近年の法改正に伴い、育児や介護に関する規定を作成し、就業規則を見直しました。育児休業についてはまだ対象者はいませんが、小中学生の子どもを持つ社員は学校行事に合わせて有給休暇を取ることも多いです。年5日の年次休暇取得義務についても、こちらから声がけを行い、比較的スムーズに消化してもらっています。ただ、それ以上の休暇取得となると、なかなか進まないのが現状です。幸い、当社には「周りを気にして休めない」といった休みづらい雰囲気はないようで、各々が必要に応じて休みを取っている印象です。今後は、育休など長期で休みたいという希望があった場合に、周りがどのようにサポートして滞りなく業務を遂行できるかが、課題になってくると思います。
植木社長
私は一人一人の社員が最大限に能力を発揮するために、会社としては何をすべきかを考えています。フレックスやテレワークといった、ある程度柔軟性を持たせた形で、本人に管理を委ねているのも、その考えが背景にあるからです。私たちは、社員数が十数人という小さな会社。国の制度や規則がそのまま当てはまらないことも多いです。少ない人数だからこそ、社員それぞれに考えや事情があることも把握しています。育児や介護休業、有給休暇の取得など、制度は整えていますが、休むことに対する考え方は人それぞれ。中には「そんなに休まなくてもいい」という人もいます。そうなると、一律に休んでくださいというのは、“多様な働き方”の推進にはなりません。画一的ではなく、なるべく個別の状況に応じた柔軟な対応していきたいですね。

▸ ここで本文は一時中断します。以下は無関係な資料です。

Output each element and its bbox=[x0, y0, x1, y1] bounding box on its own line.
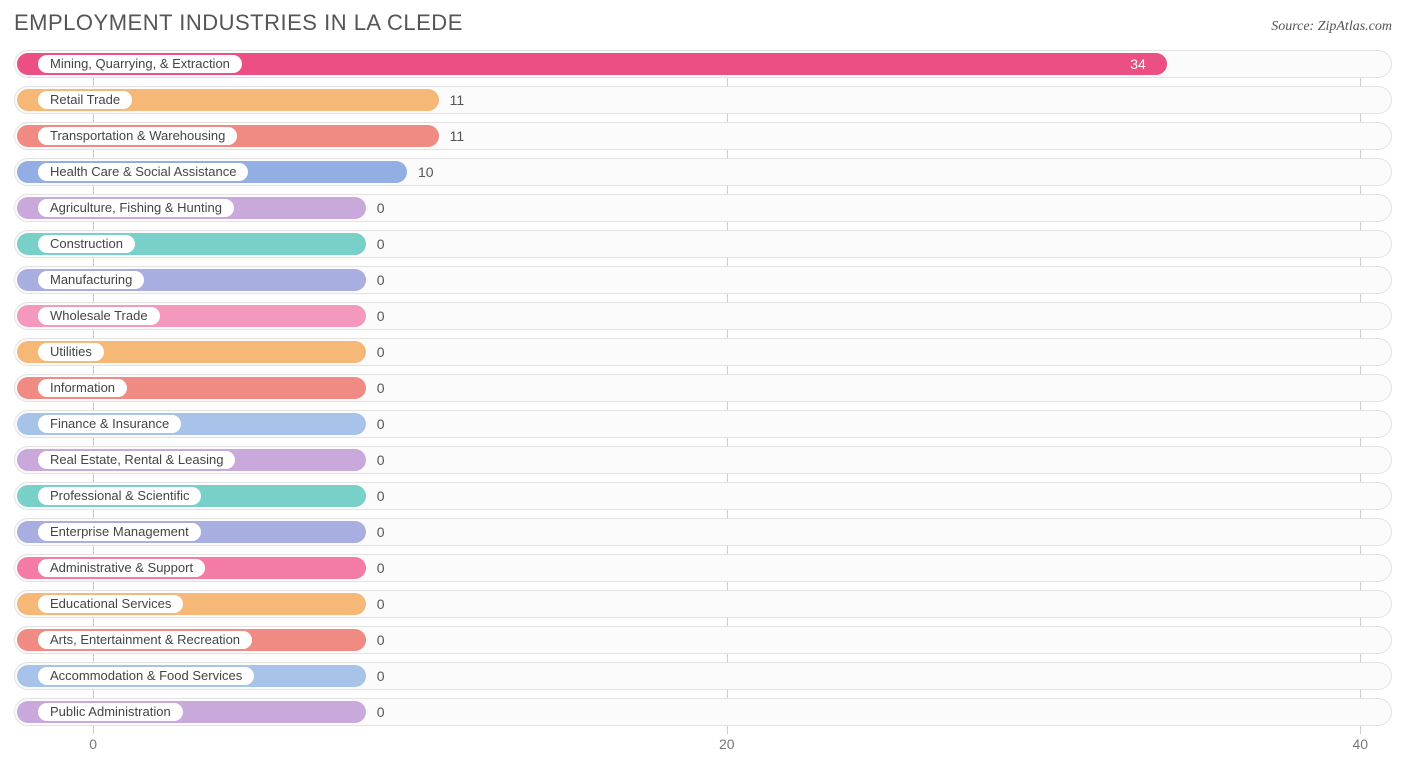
bar-category-label: Professional & Scientific bbox=[38, 487, 201, 505]
bar-row: Agriculture, Fishing & Hunting 0 bbox=[14, 194, 1392, 222]
bar-category-label: Public Administration bbox=[38, 703, 183, 721]
bar-category-label: Wholesale Trade bbox=[38, 307, 160, 325]
bar-row: Arts, Entertainment & Recreation 0 bbox=[14, 626, 1392, 654]
bar-value-label: 0 bbox=[377, 554, 385, 582]
bar-value-label: 0 bbox=[377, 266, 385, 294]
bar-category-label: Real Estate, Rental & Leasing bbox=[38, 451, 235, 469]
bar-value-label: 0 bbox=[377, 482, 385, 510]
bar-category-label: Mining, Quarrying, & Extraction bbox=[38, 55, 242, 73]
bar-category-label: Accommodation & Food Services bbox=[38, 667, 254, 685]
bar-value-label: 0 bbox=[377, 230, 385, 258]
chart-source: Source: ZipAtlas.com bbox=[1271, 19, 1392, 35]
bar-category-label: Utilities bbox=[38, 343, 104, 361]
bar-value-label: 11 bbox=[450, 122, 465, 150]
bar-category-label: Manufacturing bbox=[38, 271, 144, 289]
bar-value-label: 0 bbox=[377, 446, 385, 474]
bars-container: Mining, Quarrying, & Extraction 34 Retail … bbox=[14, 50, 1392, 726]
bar-category-label: Finance & Insurance bbox=[38, 415, 181, 433]
bar-value-label: 0 bbox=[377, 374, 385, 402]
bar-category-label: Administrative & Support bbox=[38, 559, 205, 577]
bar-value-label: 0 bbox=[377, 410, 385, 438]
chart-area: Mining, Quarrying, & Extraction 34 Retail … bbox=[14, 50, 1392, 756]
bar-row: Health Care & Social Assistance 10 bbox=[14, 158, 1392, 186]
bar-category-label: Transportation & Warehousing bbox=[38, 127, 237, 145]
bar-value-label: 10 bbox=[418, 158, 434, 186]
bar-row: Mining, Quarrying, & Extraction 34 bbox=[14, 50, 1392, 78]
x-tick-label: 40 bbox=[1353, 736, 1369, 752]
bar-value-label: 11 bbox=[450, 86, 465, 114]
bar-row: Accommodation & Food Services 0 bbox=[14, 662, 1392, 690]
bar-row: Transportation & Warehousing 11 bbox=[14, 122, 1392, 150]
chart-header: EMPLOYMENT INDUSTRIES IN LA CLEDE Source… bbox=[14, 10, 1392, 36]
bar-value-label: 0 bbox=[377, 590, 385, 618]
bar-value-label: 0 bbox=[377, 194, 385, 222]
bar-value-label: 0 bbox=[377, 662, 385, 690]
bar-row: Manufacturing 0 bbox=[14, 266, 1392, 294]
bar-row: Information 0 bbox=[14, 374, 1392, 402]
bar-category-label: Information bbox=[38, 379, 127, 397]
bar-row: Real Estate, Rental & Leasing 0 bbox=[14, 446, 1392, 474]
bar-value-label: 0 bbox=[377, 518, 385, 546]
bar-row: Educational Services 0 bbox=[14, 590, 1392, 618]
bar-row: Construction 0 bbox=[14, 230, 1392, 258]
bar-row: Professional & Scientific 0 bbox=[14, 482, 1392, 510]
bar-value-label: 0 bbox=[377, 338, 385, 366]
bar-value-label: 34 bbox=[1130, 50, 1146, 78]
bar-row: Wholesale Trade 0 bbox=[14, 302, 1392, 330]
bar-category-label: Educational Services bbox=[38, 595, 183, 613]
bar-category-label: Health Care & Social Assistance bbox=[38, 163, 248, 181]
bar-row: Public Administration 0 bbox=[14, 698, 1392, 726]
bar-value-label: 0 bbox=[377, 302, 385, 330]
bar-row: Utilities 0 bbox=[14, 338, 1392, 366]
chart-title: EMPLOYMENT INDUSTRIES IN LA CLEDE bbox=[14, 10, 463, 36]
bar-category-label: Agriculture, Fishing & Hunting bbox=[38, 199, 234, 217]
x-axis: 0 20 40 bbox=[14, 734, 1392, 756]
bar-row: Administrative & Support 0 bbox=[14, 554, 1392, 582]
bar-category-label: Enterprise Management bbox=[38, 523, 201, 541]
bar-row: Enterprise Management 0 bbox=[14, 518, 1392, 546]
bar-category-label: Retail Trade bbox=[38, 91, 132, 109]
x-tick-label: 20 bbox=[719, 736, 735, 752]
bar-row: Finance & Insurance 0 bbox=[14, 410, 1392, 438]
bar-category-label: Construction bbox=[38, 235, 135, 253]
x-tick-label: 0 bbox=[89, 736, 97, 752]
bar-row: Retail Trade 11 bbox=[14, 86, 1392, 114]
bar-value-label: 0 bbox=[377, 626, 385, 654]
bar-category-label: Arts, Entertainment & Recreation bbox=[38, 631, 252, 649]
bar-value-label: 0 bbox=[377, 698, 385, 726]
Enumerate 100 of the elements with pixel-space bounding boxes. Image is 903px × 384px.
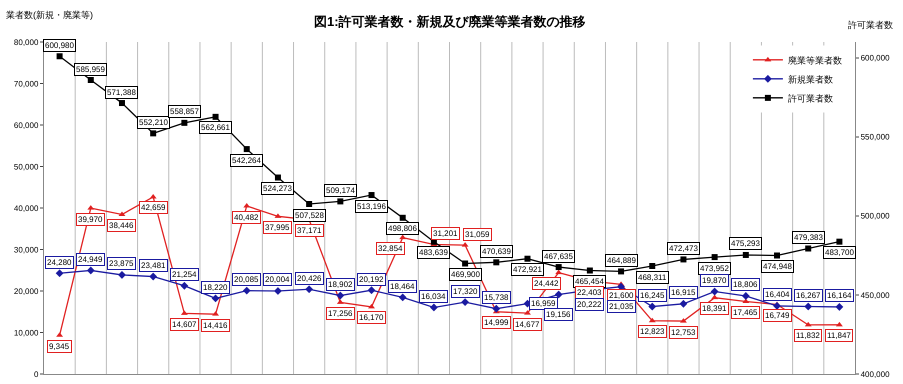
- data-label: 11,832: [796, 331, 820, 340]
- point: [556, 264, 562, 270]
- y-tick-label: 30,000: [14, 245, 39, 254]
- data-label: 15,738: [484, 293, 510, 302]
- chart-title: 図1:許可業者数・新規及び廃業等業者数の推移: [314, 14, 586, 29]
- point: [337, 198, 344, 204]
- point: [836, 303, 844, 311]
- point: [86, 266, 95, 274]
- data-label: 507,528: [295, 211, 324, 220]
- point: [398, 293, 407, 302]
- legend-label: 廃業等業者数: [788, 55, 842, 66]
- point: [680, 256, 686, 262]
- point: [710, 288, 719, 296]
- data-label: 558,857: [170, 107, 200, 116]
- data-label: 542,264: [232, 156, 262, 165]
- data-label: 17,320: [453, 287, 478, 296]
- y2-tick-label: 450,000: [860, 290, 890, 300]
- point: [712, 254, 718, 260]
- point: [88, 77, 94, 84]
- data-label: 16,267: [796, 291, 822, 300]
- point: [212, 114, 219, 120]
- point: [461, 298, 469, 306]
- data-label: 468,311: [638, 273, 667, 282]
- data-label: 14,607: [172, 320, 198, 329]
- y-tick-label: 0: [34, 370, 39, 379]
- point: [586, 268, 593, 274]
- data-label: 18,220: [203, 283, 228, 292]
- data-label: 21,600: [609, 291, 634, 300]
- data-label: 467,635: [544, 252, 574, 261]
- data-label: 552,210: [139, 118, 168, 127]
- data-label: 31,201: [433, 229, 458, 238]
- point: [306, 201, 312, 207]
- data-label: 479,383: [794, 233, 824, 242]
- point: [180, 282, 188, 290]
- point: [648, 302, 656, 310]
- point: [181, 120, 188, 126]
- point: [274, 174, 281, 181]
- data-label: 14,416: [203, 321, 228, 330]
- data-label: 469,900: [451, 270, 480, 279]
- data-label: 472,473: [669, 244, 698, 253]
- data-label: 16,170: [359, 313, 384, 322]
- point: [836, 238, 842, 245]
- legend-label: 新規業者数: [788, 74, 833, 84]
- data-label: 524,273: [263, 184, 292, 193]
- data-label: 465,454: [575, 277, 604, 286]
- data-label: 19,156: [546, 310, 572, 319]
- legend-label: 許可業者数: [788, 93, 833, 104]
- point: [336, 292, 344, 300]
- point: [56, 269, 64, 278]
- data-label: 16,245: [640, 291, 666, 300]
- data-label: 20,222: [577, 300, 602, 309]
- data-label: 16,404: [765, 290, 790, 299]
- data-label: 23,875: [109, 259, 134, 268]
- point: [118, 271, 126, 279]
- point: [680, 300, 688, 308]
- point: [368, 286, 376, 294]
- data-label: 9,345: [49, 342, 70, 351]
- point: [462, 260, 468, 266]
- point: [524, 310, 531, 315]
- data-label: 20,192: [359, 275, 384, 284]
- y2-tick-label: 550,000: [860, 132, 890, 142]
- data-label: 42,659: [141, 203, 166, 212]
- y-tick-label: 20,000: [14, 286, 39, 296]
- data-label: 20,004: [265, 275, 290, 284]
- data-label: 571,388: [107, 88, 136, 97]
- y-axis-title: 業者数(新規・廃業等): [6, 10, 93, 20]
- data-label: 37,995: [265, 223, 290, 232]
- data-label: 24,442: [534, 279, 560, 288]
- data-label: 562,661: [201, 123, 230, 132]
- point: [56, 53, 63, 60]
- data-label: 21,254: [172, 270, 198, 279]
- data-label: 18,806: [733, 280, 758, 289]
- data-label: 16,034: [421, 292, 446, 301]
- data-label: 16,915: [671, 288, 696, 297]
- data-label: 24,280: [47, 258, 72, 267]
- data-label: 16,164: [827, 291, 852, 300]
- data-label: 470,639: [482, 247, 512, 256]
- data-label: 21,035: [609, 302, 634, 311]
- point: [242, 286, 251, 295]
- point: [492, 304, 500, 313]
- data-label: 32,854: [378, 244, 404, 253]
- data-label: 473,952: [700, 264, 730, 273]
- data-label: 464,889: [607, 256, 636, 265]
- point: [368, 304, 375, 308]
- data-label: 585,959: [76, 65, 106, 74]
- y2-tick-label: 600,000: [860, 54, 890, 63]
- point: [618, 268, 624, 274]
- data-label: 39,970: [78, 215, 104, 224]
- y-tick-label: 40,000: [14, 204, 39, 213]
- data-label: 509,174: [326, 186, 356, 195]
- y-tick-label: 70,000: [14, 79, 39, 88]
- point: [149, 272, 158, 280]
- point: [118, 211, 126, 216]
- point: [118, 100, 125, 106]
- data-label: 20,426: [297, 274, 322, 283]
- data-label: 483,700: [825, 248, 854, 257]
- y-tick-label: 10,000: [14, 328, 39, 338]
- point: [649, 263, 656, 269]
- data-label: 31,059: [465, 230, 490, 239]
- point: [804, 302, 812, 310]
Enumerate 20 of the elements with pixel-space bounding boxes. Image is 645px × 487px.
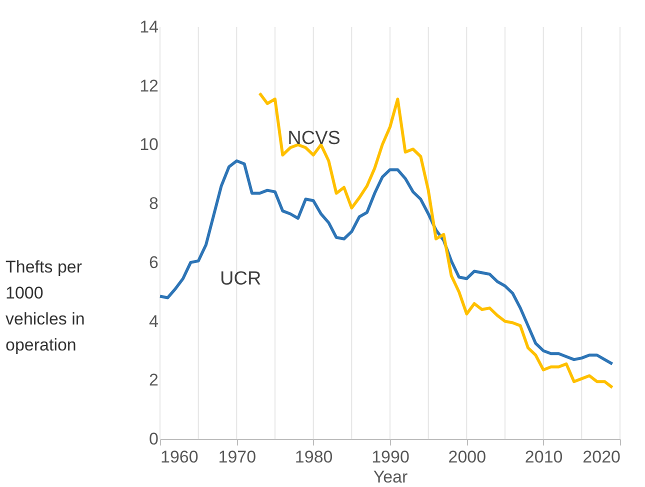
line-series — [158, 159, 614, 366]
y-tick-label: 0 — [149, 430, 158, 448]
y-tick-label: 2 — [149, 370, 158, 390]
x-tick-label: 2020 — [582, 448, 620, 466]
x-tick-label: 1970 — [218, 448, 256, 466]
y-axis-title: Thefts per 1000 vehicles in operation — [6, 258, 85, 354]
x-tick-label: 2010 — [524, 448, 563, 466]
series-label: UCR — [220, 268, 262, 290]
y-tick-label: 12 — [140, 76, 158, 96]
x-tick-label: 1960 — [160, 448, 198, 466]
series-label: NCVS — [288, 128, 340, 150]
x-tick-label: 1990 — [372, 448, 410, 466]
y-tick-label: 4 — [149, 312, 158, 331]
y-tick-label: 6 — [149, 252, 158, 272]
y-tick-label: 10 — [140, 135, 158, 154]
x-axis-title: Year — [373, 468, 408, 486]
y-tick-label: 8 — [149, 194, 158, 214]
x-tick-label: 1980 — [294, 448, 333, 466]
x-tick-label: 2000 — [448, 448, 486, 466]
y-tick-label: 14 — [140, 18, 158, 36]
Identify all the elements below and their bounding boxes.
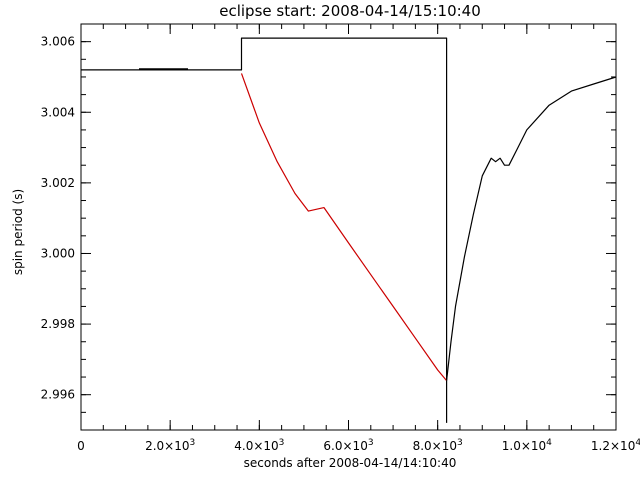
series-line-1 (81, 37, 448, 423)
y-tick-label: 3.006 (41, 35, 75, 49)
series-line-4 (446, 76, 617, 381)
x-tick-label: 8.0×103 (413, 438, 463, 453)
x-tick-label: 0 (77, 439, 85, 453)
x-axis-label: seconds after 2008-04-14/14:10:40 (244, 456, 457, 470)
x-tick-label: 2.0×103 (145, 438, 195, 453)
y-tick-label: 3.002 (41, 176, 75, 190)
y-tick-label: 2.998 (41, 317, 75, 331)
series-line-3 (240, 73, 448, 381)
chart-title: eclipse start: 2008-04-14/15:10:40 (219, 2, 481, 20)
x-tick-label: 1.0×104 (502, 438, 552, 453)
data-series (81, 37, 617, 423)
x-tick-label: 4.0×103 (234, 438, 284, 453)
x-tick-label: 6.0×103 (323, 438, 373, 453)
y-tick-label: 3.000 (41, 246, 75, 260)
y-tick-label: 3.004 (41, 105, 75, 119)
plot-frame (80, 23, 617, 431)
x-tick-label: 1.2×104 (591, 438, 640, 453)
y-axis-label: spin period (s) (11, 189, 25, 275)
y-tick-label: 2.996 (41, 388, 75, 402)
tick-marks: 0 2.0×103 4.0×103 6.0×103 8.0×103 1.0×104 1.2×… (41, 23, 640, 453)
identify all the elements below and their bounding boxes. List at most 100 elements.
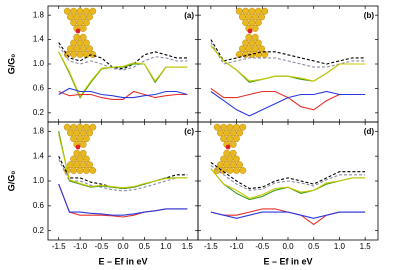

私は最近、身内の介護をすることになったのですが、初めてのことで分からないことも多くて不安でした。自分でいろいろと調べてはみたものの、何が確かな情報なのか、決め手に欠ける。そうなると、どこかすっきりしないんですよね。そんな時に、例えば地域にどんな病院や介護施設があり、サポートをお願いするならどこへ行けばいいかなど、社内で気軽に情報交換できれば、安心できるのではないかと思いました。介護休業制度も大事ですが、休みが取れればそれでいいとも限らない。会社で毎日、顔を合わせている人同士で情報だけではなく思いも共有できるような関係性を築くことが、心の支えになることもあるはずです。
現在、社員の平均年齢は53歳。新卒採用が年々難しくなる中で、今、働いている社員が安心して働ける環境づくりがまずは大事です。そのためには、制度だけではなく、社員同士の関係性や交流が鍵になると感じています。柔軟すぎる対応は、ときには公平性の面で問題になることもありますが、少人数だからこそ、社員それぞれに寄り添いながら、全体として良いバランスを保てることが当社の強みです。まだ事例が少なく、試行錯誤の段階ではありますが、社員一人ひとりが安心して働ける職場づくりを、これからも試行錯誤していきたいと思います。